The report recounts plenty of rumors and reports we’ve already heard, including Apple’s plans to unveil a partnership with OpenAI that will see ChatGPT integrated into the iPhone. The report also reiterates a claim made this week that Apple software chief Craig Federighi seems to be all in on AI. A major ChatGPT-on-iPhone leak earlier this week revealed that he “pushed managers to pack the latest version of the iPhone and iPad operating system — known internally as “Crystal” — with as much AI as possible.” WSJ repeats that sentiment and has also revealed why. The reason for Apple’s AI pivot? Microsoft Copilot. 

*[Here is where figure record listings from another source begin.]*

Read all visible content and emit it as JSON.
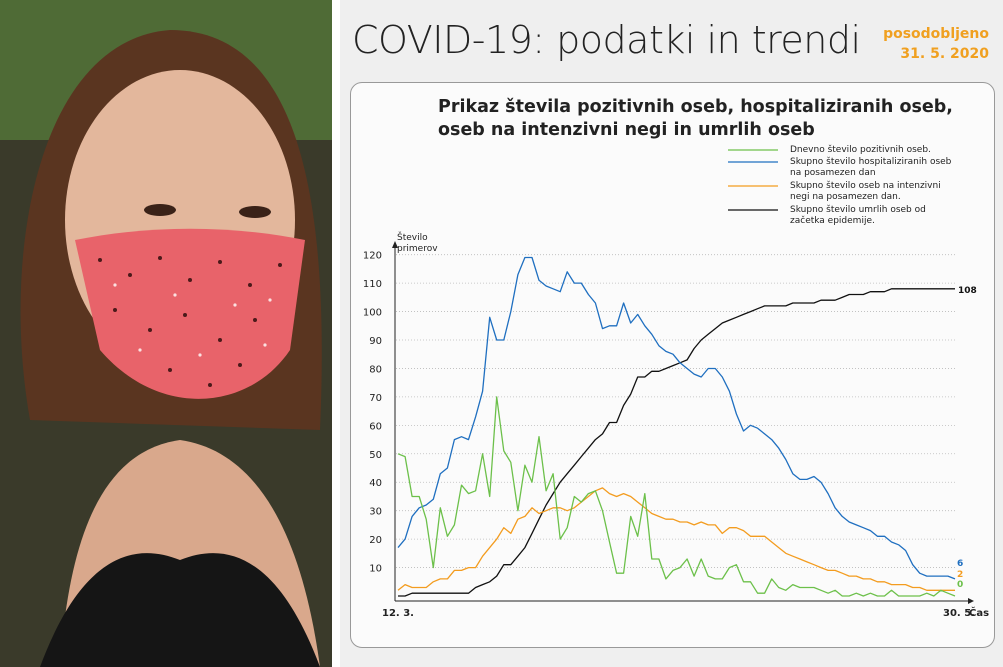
{
  "header": {
    "title": "COVID-19: podatki in trendi",
    "updated_label": "posodobljeno",
    "updated_date": "31. 5. 2020"
  },
  "chart_data": {
    "type": "line",
    "title": "Prikaz števila pozitivnih oseb, hospitaliziranih oseb, oseb na intenzivni negi in umrlih oseb",
    "y_label": "Število primerov",
    "x_label": "Čas",
    "categories": [
      "12. 3.",
      null,
      null,
      null,
      null,
      null,
      null,
      null,
      null,
      null,
      null,
      null,
      null,
      null,
      null,
      null,
      null,
      null,
      null,
      null,
      null,
      null,
      null,
      null,
      null,
      null,
      null,
      null,
      null,
      null,
      null,
      null,
      null,
      null,
      null,
      null,
      null,
      null,
      null,
      null,
      null,
      null,
      null,
      null,
      null,
      null,
      null,
      null,
      null,
      null,
      null,
      null,
      null,
      null,
      null,
      null,
      null,
      null,
      null,
      null,
      null,
      null,
      null,
      null,
      null,
      null,
      null,
      null,
      null,
      null,
      null,
      null,
      null,
      null,
      null,
      null,
      null,
      null,
      null,
      "30. 5."
    ],
    "ylim": [
      0,
      122
    ],
    "yticks": [
      10,
      20,
      30,
      40,
      50,
      60,
      70,
      80,
      90,
      100,
      110,
      120
    ],
    "grid": true,
    "series": [
      {
        "name": "Dnevno število pozitivnih oseb.",
        "color": "#6cc04a",
        "values": [
          50,
          49,
          35,
          35,
          27,
          10,
          31,
          21,
          25,
          39,
          36,
          37,
          50,
          35,
          70,
          51,
          47,
          30,
          46,
          40,
          56,
          37,
          43,
          20,
          24,
          35,
          33,
          36,
          37,
          30,
          19,
          8,
          8,
          28,
          21,
          36,
          13,
          13,
          6,
          9,
          10,
          13,
          7,
          13,
          7,
          6,
          6,
          10,
          11,
          5,
          5,
          1,
          1,
          6,
          3,
          2,
          4,
          3,
          3,
          3,
          2,
          1,
          2,
          0,
          0,
          1,
          0,
          1,
          0,
          0,
          2,
          0,
          0,
          0,
          0,
          1,
          0,
          2,
          1,
          0
        ]
      },
      {
        "name": "Skupno število hospitaliziranih oseb na posamezen dan",
        "color": "#1f6fc0",
        "values": [
          17,
          20,
          28,
          31,
          32,
          34,
          43,
          45,
          55,
          56,
          55,
          63,
          72,
          98,
          90,
          90,
          100,
          113,
          119,
          119,
          111,
          109,
          108,
          107,
          114,
          110,
          110,
          106,
          103,
          94,
          95,
          95,
          103,
          96,
          99,
          95,
          92,
          88,
          86,
          85,
          82,
          80,
          78,
          77,
          80,
          80,
          77,
          72,
          64,
          58,
          60,
          59,
          57,
          55,
          52,
          48,
          43,
          41,
          41,
          42,
          40,
          36,
          31,
          28,
          26,
          25,
          24,
          23,
          21,
          21,
          19,
          18,
          16,
          11,
          8,
          7,
          7,
          7,
          7,
          6
        ]
      },
      {
        "name": "Skupno število oseb na intenzivni negi na posamezen dan.",
        "color": "#f39c1f",
        "values": [
          2,
          4,
          3,
          3,
          3,
          5,
          6,
          6,
          9,
          9,
          10,
          10,
          14,
          17,
          20,
          24,
          22,
          27,
          28,
          31,
          29,
          30,
          31,
          31,
          30,
          31,
          33,
          35,
          37,
          38,
          36,
          35,
          36,
          35,
          33,
          31,
          29,
          28,
          27,
          27,
          26,
          26,
          25,
          26,
          25,
          25,
          22,
          24,
          24,
          23,
          21,
          21,
          21,
          19,
          17,
          15,
          14,
          13,
          12,
          11,
          10,
          9,
          9,
          8,
          7,
          7,
          6,
          6,
          5,
          5,
          4,
          4,
          4,
          3,
          3,
          2,
          2,
          2,
          2,
          2
        ]
      },
      {
        "name": "Skupno število umrlih oseb od začetka epidemije.",
        "color": "#111111",
        "values": [
          0,
          0,
          1,
          1,
          1,
          1,
          1,
          1,
          1,
          1,
          1,
          3,
          4,
          5,
          7,
          11,
          11,
          14,
          17,
          22,
          27,
          32,
          36,
          40,
          43,
          46,
          49,
          52,
          55,
          57,
          61,
          61,
          67,
          71,
          77,
          77,
          79,
          79,
          80,
          81,
          82,
          83,
          87,
          90,
          92,
          94,
          96,
          97,
          98,
          99,
          100,
          101,
          102,
          102,
          102,
          102,
          103,
          103,
          103,
          103,
          104,
          104,
          104,
          105,
          106,
          106,
          106,
          107,
          107,
          107,
          108,
          108,
          108,
          108,
          108,
          108,
          108,
          108,
          108,
          108
        ]
      }
    ]
  }
}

Microsoft Copilot wows Apple exec 

According to Thursday’s report, “everything changed” at Apple when ChatGPT launched in 2022. Up until that point, Apple was working on AI, trying to improve Siri with “loosely defined deadlines” and lax collaboration with other parts of the company. WSJ writes that Federighi “became a convert” to AI over Christmas 2022 “after he began playing around with the Microsoft-owned GitHub AI coding tool called Copilot.” 

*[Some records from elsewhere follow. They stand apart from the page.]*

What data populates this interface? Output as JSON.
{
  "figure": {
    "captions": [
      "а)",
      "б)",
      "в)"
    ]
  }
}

The report claims that Apple underwent a massive overhaul, with employees “tasked with coming up with new ways of incorporating generative AI into products and given resources to pursue these projects.” Reportedly, Federighi “said that he had come to appreciate generative AI technology and that it would be incorporated into all aspects of Apple’s software.” 

It’s this moment that has led us to the cusp of WWDC and Apple’s first foray proper into the world of AI, expected at the June 10 keynote. 

Apple has touted “machine learning” for years, and the AI behind features like Face ID and computational photography on its best iPhones has become ubiquitous to the Apple experience. But lately, Apple has made a more concerted effort to talk about AI. Notably, it dubbed the new M3 MacBook Air the “world’s best consumer laptop for AI,” its powerful 16-core Neural Engine (NPU) driving features like speech-to-text, translation, and more. Similarly, its new best iPad, the M4 iPad Pro, was billed by the company as an “outrageously powerful device for AI.” The beefed-up NPU in the M4 chip is capable of 38 trillion operations per second. That’s not as much as Microsoft’s Copilot Plus brand of new PCs, but it’s a valiant start. 

The first Apple hardware with a serious AI hardware thrust is expected to be the new iPhone 16, tipped for a release in the usual September window later this year.